Manuel Vica was charged US$10,000 to receive medical attention in Bolivia after suffering a road accident.
Jujuy's Governor Gerardo Morales and Bolivian President Evo Morales have tussled over the affair, with attacks flying one way and the other about the costs the neighbouring countries apply on one another's citizens for medical treatment.
Earlier this week, Jujuy passed a law to charge foreigners for medical services in the province.
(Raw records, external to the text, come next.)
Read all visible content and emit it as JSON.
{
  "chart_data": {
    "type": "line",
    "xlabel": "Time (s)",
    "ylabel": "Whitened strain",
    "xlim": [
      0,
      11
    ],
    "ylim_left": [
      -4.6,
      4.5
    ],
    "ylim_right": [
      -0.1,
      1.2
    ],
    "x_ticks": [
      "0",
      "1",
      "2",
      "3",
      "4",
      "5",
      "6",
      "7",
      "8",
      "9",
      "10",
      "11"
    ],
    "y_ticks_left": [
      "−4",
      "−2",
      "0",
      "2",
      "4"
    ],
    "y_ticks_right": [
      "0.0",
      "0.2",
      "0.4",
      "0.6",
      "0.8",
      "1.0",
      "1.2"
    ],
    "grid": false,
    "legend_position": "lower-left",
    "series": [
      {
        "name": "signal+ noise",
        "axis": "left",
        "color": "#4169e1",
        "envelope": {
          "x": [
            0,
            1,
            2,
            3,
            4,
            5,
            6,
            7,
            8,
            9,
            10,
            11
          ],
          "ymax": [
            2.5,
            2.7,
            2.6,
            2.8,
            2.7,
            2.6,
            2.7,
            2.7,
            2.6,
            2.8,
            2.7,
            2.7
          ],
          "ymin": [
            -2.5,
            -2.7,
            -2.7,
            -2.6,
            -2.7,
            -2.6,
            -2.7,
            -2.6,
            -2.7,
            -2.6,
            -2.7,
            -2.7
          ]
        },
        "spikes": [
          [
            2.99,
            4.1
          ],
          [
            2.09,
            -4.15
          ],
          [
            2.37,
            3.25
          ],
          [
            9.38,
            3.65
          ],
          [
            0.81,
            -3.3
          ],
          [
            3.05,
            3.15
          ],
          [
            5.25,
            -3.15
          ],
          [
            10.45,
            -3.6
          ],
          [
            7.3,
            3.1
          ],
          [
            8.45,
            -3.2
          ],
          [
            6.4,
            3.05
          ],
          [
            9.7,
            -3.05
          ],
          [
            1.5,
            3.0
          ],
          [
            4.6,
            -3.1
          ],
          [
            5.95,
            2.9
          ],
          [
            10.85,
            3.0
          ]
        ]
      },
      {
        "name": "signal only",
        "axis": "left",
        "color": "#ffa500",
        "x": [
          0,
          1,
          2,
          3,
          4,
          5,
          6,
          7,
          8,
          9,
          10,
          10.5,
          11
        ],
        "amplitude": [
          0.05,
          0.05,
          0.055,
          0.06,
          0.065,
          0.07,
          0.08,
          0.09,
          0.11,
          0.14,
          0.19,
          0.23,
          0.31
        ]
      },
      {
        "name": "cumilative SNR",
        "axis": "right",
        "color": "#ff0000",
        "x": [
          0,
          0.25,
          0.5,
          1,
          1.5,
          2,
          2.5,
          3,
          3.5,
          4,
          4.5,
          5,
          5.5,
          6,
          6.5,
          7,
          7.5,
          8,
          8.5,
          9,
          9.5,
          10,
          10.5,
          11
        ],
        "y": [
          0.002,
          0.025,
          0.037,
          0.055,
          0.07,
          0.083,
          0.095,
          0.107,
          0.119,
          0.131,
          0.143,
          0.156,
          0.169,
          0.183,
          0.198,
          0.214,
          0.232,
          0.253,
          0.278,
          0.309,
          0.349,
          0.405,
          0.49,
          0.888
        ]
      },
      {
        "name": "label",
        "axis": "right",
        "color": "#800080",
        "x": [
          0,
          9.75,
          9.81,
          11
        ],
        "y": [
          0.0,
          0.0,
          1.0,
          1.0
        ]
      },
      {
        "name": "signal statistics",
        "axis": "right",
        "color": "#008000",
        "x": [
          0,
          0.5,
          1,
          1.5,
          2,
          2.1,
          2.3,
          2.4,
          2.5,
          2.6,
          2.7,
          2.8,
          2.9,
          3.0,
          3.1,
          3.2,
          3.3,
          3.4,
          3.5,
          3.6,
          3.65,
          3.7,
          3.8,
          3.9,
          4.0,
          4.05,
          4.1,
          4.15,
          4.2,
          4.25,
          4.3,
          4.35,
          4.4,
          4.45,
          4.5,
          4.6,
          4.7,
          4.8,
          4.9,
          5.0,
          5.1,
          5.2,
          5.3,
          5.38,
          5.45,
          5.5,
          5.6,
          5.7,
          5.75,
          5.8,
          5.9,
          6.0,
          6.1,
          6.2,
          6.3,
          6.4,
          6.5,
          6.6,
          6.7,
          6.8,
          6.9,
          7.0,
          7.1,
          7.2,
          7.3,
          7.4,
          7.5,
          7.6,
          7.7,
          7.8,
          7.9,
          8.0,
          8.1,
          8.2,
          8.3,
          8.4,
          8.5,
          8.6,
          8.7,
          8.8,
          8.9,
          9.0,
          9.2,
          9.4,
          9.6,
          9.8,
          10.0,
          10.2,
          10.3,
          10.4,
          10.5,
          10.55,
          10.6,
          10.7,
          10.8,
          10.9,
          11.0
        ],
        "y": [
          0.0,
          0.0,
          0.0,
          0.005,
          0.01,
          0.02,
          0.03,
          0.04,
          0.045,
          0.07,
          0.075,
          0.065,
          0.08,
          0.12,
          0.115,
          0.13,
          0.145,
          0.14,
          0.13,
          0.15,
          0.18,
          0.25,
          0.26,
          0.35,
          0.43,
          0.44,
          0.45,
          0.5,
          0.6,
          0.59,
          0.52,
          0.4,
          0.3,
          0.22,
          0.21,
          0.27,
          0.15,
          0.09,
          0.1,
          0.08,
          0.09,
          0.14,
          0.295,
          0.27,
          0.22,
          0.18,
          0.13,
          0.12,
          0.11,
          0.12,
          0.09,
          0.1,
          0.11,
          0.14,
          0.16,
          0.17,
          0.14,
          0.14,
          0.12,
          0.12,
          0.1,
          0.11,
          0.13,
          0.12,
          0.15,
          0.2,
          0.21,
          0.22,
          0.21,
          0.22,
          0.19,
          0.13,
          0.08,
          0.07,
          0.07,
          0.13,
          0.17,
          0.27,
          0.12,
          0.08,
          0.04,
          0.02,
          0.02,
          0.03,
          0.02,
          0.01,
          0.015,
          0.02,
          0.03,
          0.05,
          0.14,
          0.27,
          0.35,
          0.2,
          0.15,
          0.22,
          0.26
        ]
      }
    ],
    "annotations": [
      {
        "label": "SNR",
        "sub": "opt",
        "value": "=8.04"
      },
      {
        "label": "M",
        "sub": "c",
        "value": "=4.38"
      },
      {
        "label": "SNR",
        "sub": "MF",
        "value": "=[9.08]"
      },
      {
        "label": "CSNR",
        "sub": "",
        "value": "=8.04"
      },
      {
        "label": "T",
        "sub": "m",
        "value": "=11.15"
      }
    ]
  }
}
The bill, passed by the provincial Legislature, clarifies that all people will continue to receive treatment but an insurance system will be implemented to cover the costs incurred by all foreigners with no demostrable tax payments made in the province.
The law allows the Executive branch in Jujuy to "establish a regulatory framework for the authorisation, modalities, exceptions, and retributive values of health care provides under a provincial health tax system to foreign people", according to its text.
Provincial lawmaker Ramiro Tizón said the law would authorise the government to charge foreigners who are "transmitting through the province".
"It will also allow the Executive to arrange bilateral agreements toward reciprocity: so that when Argentines travel abroad, they receive the same treatment as citizens from other countries when they visit us", he added.
Opposition lawmakers in Jujuy described the decision as "xenophobic and backward", alleging it attacks "the most vulnerable people who are immigrants".